Authors Wu J, Ren L, Huang X, Hu L, Zhang L, Xie D, Li Z, Han N, Huang S

Received 8 April 2023

Accepted for publication 11 August 2023

Published 17 August 2023 Volume 2023:16 Pages 759—766

DOI https://doi.org/10.2147/PGPM.S416294

Checked for plagiarism Yes

Review by Single anonymous peer review

Peer reviewer comments 3

Editor who approved publication: Dr Martin H Bluth



Jiangfen Wu,1 Lingyan Ren,2 Xinyi Huang,3 Li Hu,2 Liangliang Zhang,2 Dan Xie,1 Zhimin Li,4 Naijian Han,4 Shengwen Huang1,2,5

1GuiZhou University Medical College, Guiyang, Guizhou, People’s Republic of China; 2Prenatal Diagnosis Center, Guizhou Provincial People’s Hospital, Guiyang, People’s Republic of China; 3School of Medical and Life Sciences, Chengdu University of Traditional Chinese Medicine, Chengdu, People’s Republic of China; 4Annoroad Gene Technology (Beijing) Co., Ltd, Beijing, People’s Republic of China; 5NHC Key Laboratory of Pulmonary Immunological Diseases, Guizhou Provincial, People’s Hospital, Guiyang, People’s Republic of China

Correspondence: Shengwen Huang, Guizhou Provincial People’s Hospital, Nanming District, Guiyang, People’s Republic of China, Tel +8615185134701, Fax +86-851-85937194, Email [email protected]
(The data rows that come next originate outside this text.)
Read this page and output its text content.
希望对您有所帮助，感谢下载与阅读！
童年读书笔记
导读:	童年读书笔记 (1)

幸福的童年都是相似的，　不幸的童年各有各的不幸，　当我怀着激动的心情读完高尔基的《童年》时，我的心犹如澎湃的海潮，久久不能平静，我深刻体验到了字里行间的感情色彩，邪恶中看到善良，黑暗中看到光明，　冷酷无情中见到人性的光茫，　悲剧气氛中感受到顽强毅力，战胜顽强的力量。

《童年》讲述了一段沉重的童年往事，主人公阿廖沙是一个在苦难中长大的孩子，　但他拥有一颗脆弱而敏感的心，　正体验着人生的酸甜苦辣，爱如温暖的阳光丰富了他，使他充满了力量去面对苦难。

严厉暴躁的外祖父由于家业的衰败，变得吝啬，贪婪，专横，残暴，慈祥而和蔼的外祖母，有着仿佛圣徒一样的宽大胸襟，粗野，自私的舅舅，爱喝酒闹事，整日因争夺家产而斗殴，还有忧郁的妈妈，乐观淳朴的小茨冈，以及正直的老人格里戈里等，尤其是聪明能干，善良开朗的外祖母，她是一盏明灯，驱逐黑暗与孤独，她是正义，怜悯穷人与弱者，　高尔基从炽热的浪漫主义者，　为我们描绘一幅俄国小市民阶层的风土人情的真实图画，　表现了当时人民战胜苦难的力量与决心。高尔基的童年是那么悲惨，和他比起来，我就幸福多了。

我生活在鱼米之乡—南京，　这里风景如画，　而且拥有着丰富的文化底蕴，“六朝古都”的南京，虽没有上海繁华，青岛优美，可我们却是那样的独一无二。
Background: Duchenne muscular dystrophy (DMD), an X-linked recessive neuromuscular disorder, is caused by pathogenic variants in the DMD gene encoding a large structural protein in muscle cells.
Methods: Two probands, a 6-year old boy and a 1-month old infant, respectively, were clinically diagnosed with DMD based on elevated levels of creatine kinase and creatine kinase isoenzyme. CNVplex and whole exome sequencing (WES) were performed for causal variants, and Sanger sequencing was used for verification.
Results: CNVplex found no large deletions or duplications in the DMD gene in both patients, but WES discovered a single-nucleotide deletion in exon 48 (NM_004006.2:c.6963del, p.Asp2322ThrfsTer16) in the proband of pedigree 1, and a nonsense mutation in exon 27 (NM_004006.2:c.3637A>T, p.K1213Ter) in the proband of pedigree 2.
Conclusion: The results of our study expand the mutation spectrum of DMD and enrich our understanding of the clinical characteristics of DMD. Genetic counseling was provided for the two families involved in this study.
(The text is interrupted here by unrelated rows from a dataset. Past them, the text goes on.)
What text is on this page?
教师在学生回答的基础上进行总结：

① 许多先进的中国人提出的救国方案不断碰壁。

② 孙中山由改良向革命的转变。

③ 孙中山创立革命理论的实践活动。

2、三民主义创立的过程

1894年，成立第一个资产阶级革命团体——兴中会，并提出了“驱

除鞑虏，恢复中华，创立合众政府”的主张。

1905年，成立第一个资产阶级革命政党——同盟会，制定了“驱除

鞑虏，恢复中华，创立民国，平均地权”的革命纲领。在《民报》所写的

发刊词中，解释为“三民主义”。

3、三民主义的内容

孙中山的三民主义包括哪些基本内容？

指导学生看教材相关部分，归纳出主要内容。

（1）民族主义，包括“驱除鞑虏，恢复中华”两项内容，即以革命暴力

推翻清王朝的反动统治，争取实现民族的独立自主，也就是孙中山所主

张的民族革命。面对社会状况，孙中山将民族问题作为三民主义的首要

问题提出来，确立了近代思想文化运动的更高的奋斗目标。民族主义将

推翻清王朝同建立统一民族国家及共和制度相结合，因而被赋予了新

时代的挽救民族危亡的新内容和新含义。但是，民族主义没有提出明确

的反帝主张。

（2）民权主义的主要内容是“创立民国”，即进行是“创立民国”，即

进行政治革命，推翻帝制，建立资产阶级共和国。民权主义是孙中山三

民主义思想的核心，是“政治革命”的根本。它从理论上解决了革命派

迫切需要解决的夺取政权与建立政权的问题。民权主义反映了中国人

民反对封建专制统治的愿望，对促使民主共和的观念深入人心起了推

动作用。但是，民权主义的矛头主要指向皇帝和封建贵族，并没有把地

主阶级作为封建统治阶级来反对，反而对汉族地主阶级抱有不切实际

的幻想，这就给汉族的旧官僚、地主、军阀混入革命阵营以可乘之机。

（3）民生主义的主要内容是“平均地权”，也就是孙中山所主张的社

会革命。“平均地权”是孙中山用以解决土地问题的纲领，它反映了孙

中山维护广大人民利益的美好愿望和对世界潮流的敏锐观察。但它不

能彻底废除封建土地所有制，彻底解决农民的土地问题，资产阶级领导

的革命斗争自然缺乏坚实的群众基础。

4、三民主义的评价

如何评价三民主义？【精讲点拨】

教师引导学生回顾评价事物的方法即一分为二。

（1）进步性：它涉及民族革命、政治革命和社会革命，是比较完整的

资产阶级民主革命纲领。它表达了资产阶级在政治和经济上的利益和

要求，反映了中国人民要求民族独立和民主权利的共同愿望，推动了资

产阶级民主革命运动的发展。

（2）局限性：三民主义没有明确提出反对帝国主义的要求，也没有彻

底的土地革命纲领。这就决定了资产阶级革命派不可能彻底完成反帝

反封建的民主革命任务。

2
Keywords: DMD gene, exon 48, exon 27, whole exome sequencing, Duchenne muscular dystrophy

Introduction

Duchenne muscular dystrophy (DMD, OMIM#310200) is a severe X-linked recessive, inherited neuromuscular disorder, characterized by rapidly progressive muscle weakness and muscle wasting throughout the body.1 DMD is more common in males than females, with an incidence rate of 1:5000 and 1:50,000,000, respectively.2 Female heterozygotes theoretically have 50% normal cells due to random X–inactivation and thus usually do not manifest muscle dysfunction. However, it has been reported that some female heterozygotes could develop cardiac dysfunction,3 muscle weakness or exercise intolerance,4 which could be attributed to the skewed X–inactivation. Patients with DMD generally show early symptoms at around 3–5 years of age, become wheelchair-dependent by the time of 10–12 years of age, and die of cardiac or respiratory failure at around 20 years of age.5

Genetically, DMD is mainly caused by mutations of the DMD gene. The DMD gene is known as the largest human gene with a length of 2.4 million base pairs and 79 exons. Hence, thousands of mutations in one or more exons have been found in patients with DMD, interfering with dystrophin production and function.6 Approximately 70–75% of mutations are large deletions/duplications covering single or multiple exons, and the rest are point mutations and small insertions/deletions.7 Therefore, in the majority of patients, multiplex ligation-dependent probe amplification (MLPA) or X-chromosome comparative genomic hybridization array is first used to screen large deletions or duplications. Patients who are negative need further parallel or targeted sequencing to screen small mutations.8,9

Herein, we discovered two novel variants from two families, including a single-base deletion in exon 48 (NM_004006.2:c.6963del) and a nonsense mutation in exon 27 (NM_004006.2:c.3637A>T) of the DMD gene by whole exome sequencing (WES). Both mutations are the first reported worldwide expanding the mutational spectrum of the DMD gene.

Materials and Methods

Ethical Compliance

The research was conducted in accordance with the Declaration of Helsinki. Gathering of relevant information, obtaining of participants’ consent, and protocols for this study were approved by the Medical Ethics Committee at Guizhou Provincial People’s Hospital (approval number 2022–05).

Subjects

Case 1

The proband (III-15) of pedigree 1 (Figure 1A) began walking unsteadily at age 4. By the time he came to our hospital on July 21, 2020 for genetic diagnosis at age 6, he could not stand up by himself when squatting, with waist muscle wasting, waddling gait, and frequent falls (Figures 2A and B). Creatine kinase (CK), creatine kinase isoenzyme (CKMB), lactate dehydrogenase (LDH) and α-hydroxybutyrate dehydrogenase (HBDH) levels were elevated to 13544U/L, 592U/L, 985U/L, and 713U/L. Computed tomography (CT) scan revealed a decreased density of soft tissue surrounding the posterior margin of the bilateral hip joints and the upper section of the bilateral femurs. Electromyography indicated myogenic impairment. All of the above findings correspond to manifestations of DMD. The proband has two brothers. III-12 is also a patient with DMD who is non-ambulant and spends most of his time in bed (Figure 2C and D), while III-13 is healthy without any symptoms of DMD by now.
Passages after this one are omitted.